One notable exception was an essay in Qiushi, the Communist Party’s leading theoretical journal, which argued that “the conflict has overdrawn U.S. strategic resources, potentially leaving the country in a precarious position.” Another was an editorial from Global Times, a Communist Party-controlled nationalist newspaper, that said if the U.S. military was unable to deploy weapons around the world, it would be a “giant with a limp.”
Hu Xijin, the influential former editor of Global Times, said the U.S. munitions supply chain challenges that the war had exposed gave Beijing not only a material edge, but also a psychological one in any potential war over Taiwan.
“If we view the situation as a strategic game of confidence between China and the U.S. over the Taiwan Strait — a game of chess, so to speak — the United States is on the verge of losing all its pieces,” Mr. Hu said in an interview.
But China’s Military Has Problems, Too
The White House and American military officials reject the notion that operations in the Middle East have undermined Washington’s posture in Asia. Defense Secretary Pete Hegseth has said that deterring China “through strength” was among the Defense Department’s four top priorities.
Asked during a Senate hearing last month if resources being diverted to the Middle East was weakening U.S. military readiness in the Pacific, Adm. Samuel J. Paparo Jr., the head of the military’s Indo-Pacific Command, said, “I don’t see any real cost being imposed on our ability to deter China.”
To be sure, questions abound about China’s own military readiness. Not only has the People’s Liberation Army been untested in major combat for nearly five decades, its top leadership has been thrown into disarray by political purges and a crackdown on corruption.
“The United States has very successfully demonstrated its wartime capabilities in a way that China should consider credible,” said Drew Thompson, a former Pentagon official who is now a senior fellow at Singapore’s S. Rajaratnam School of International Studies.
Mr. Thompson also cautioned against comparing the conflict in Iran to a war over Taiwan.
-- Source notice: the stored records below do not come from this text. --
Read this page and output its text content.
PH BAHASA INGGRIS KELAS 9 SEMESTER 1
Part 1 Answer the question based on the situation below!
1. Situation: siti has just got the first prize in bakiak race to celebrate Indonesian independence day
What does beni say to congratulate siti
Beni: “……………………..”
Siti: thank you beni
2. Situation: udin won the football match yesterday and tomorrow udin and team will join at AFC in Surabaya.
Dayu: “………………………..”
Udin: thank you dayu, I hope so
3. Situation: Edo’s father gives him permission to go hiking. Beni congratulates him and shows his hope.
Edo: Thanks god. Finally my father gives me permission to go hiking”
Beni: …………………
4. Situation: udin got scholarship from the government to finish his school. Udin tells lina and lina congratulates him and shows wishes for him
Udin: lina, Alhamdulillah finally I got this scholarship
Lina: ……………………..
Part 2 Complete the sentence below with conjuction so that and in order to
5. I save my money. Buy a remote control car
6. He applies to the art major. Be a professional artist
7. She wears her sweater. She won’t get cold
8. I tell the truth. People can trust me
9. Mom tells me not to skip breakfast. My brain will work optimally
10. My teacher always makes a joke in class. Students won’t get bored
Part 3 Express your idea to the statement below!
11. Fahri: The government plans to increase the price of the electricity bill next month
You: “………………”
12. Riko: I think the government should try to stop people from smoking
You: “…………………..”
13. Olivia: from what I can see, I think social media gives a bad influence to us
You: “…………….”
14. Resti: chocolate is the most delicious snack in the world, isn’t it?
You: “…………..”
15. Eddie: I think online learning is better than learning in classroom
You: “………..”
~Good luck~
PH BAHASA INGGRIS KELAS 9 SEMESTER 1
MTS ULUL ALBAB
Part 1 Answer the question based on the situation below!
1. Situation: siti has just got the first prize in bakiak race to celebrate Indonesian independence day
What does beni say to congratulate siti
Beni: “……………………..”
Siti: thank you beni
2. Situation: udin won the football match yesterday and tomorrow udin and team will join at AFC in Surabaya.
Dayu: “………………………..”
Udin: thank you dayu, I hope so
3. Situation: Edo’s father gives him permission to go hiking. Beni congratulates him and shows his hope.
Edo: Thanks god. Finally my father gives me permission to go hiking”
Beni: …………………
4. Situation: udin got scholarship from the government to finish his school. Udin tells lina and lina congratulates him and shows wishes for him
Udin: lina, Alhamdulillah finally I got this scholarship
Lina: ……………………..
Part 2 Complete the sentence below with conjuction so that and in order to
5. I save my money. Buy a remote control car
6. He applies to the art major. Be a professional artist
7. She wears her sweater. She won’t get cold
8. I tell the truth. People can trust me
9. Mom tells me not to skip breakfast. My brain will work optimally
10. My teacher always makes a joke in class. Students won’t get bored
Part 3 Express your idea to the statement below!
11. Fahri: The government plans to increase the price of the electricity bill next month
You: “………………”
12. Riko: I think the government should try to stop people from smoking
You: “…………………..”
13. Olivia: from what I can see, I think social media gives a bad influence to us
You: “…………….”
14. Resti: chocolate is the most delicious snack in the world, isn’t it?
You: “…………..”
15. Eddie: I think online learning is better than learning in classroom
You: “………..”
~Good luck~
In a defense of the island, the United States would largely rely on anti-ship missiles, which were used sparingly on Iran, to target a Chinese invasion fleet.
Sending a Message to U.S. Allies
Even without going to war, China can point to the complications the Trump administration is facing and argue to U.S. allies in Asia that Washington cannot be relied upon as a security guarantor.
“When allies face uncertainties over deployments and delayed equipment, it inevitably raises questions about the reliability and consistency of U.S. security assurances in the region,” said Wang Dong, executive director of the Institute for Global Cooperation and Understanding at Peking University.
The United States, he added, “is encountering the limits of its global military footprint”
China may ultimately be emboldened by the war in Iran to become more assertive in Asia using gray-zone tactics — aggressive moves that fall short of inciting all-out war. Over the last few months, for example, China has been building an island in disputed waters off the coast of Vietnam that will help it gain more control of the South China Sea.
Beijing is unlikely to expedite plans to invade Taiwan, said Brian Hart, a fellow with the China Power Project at the Center for Strategic and International Studies.
Any such plan would be based primarily on “political factors” like a sudden move by the island territory to declare formal independence, he said.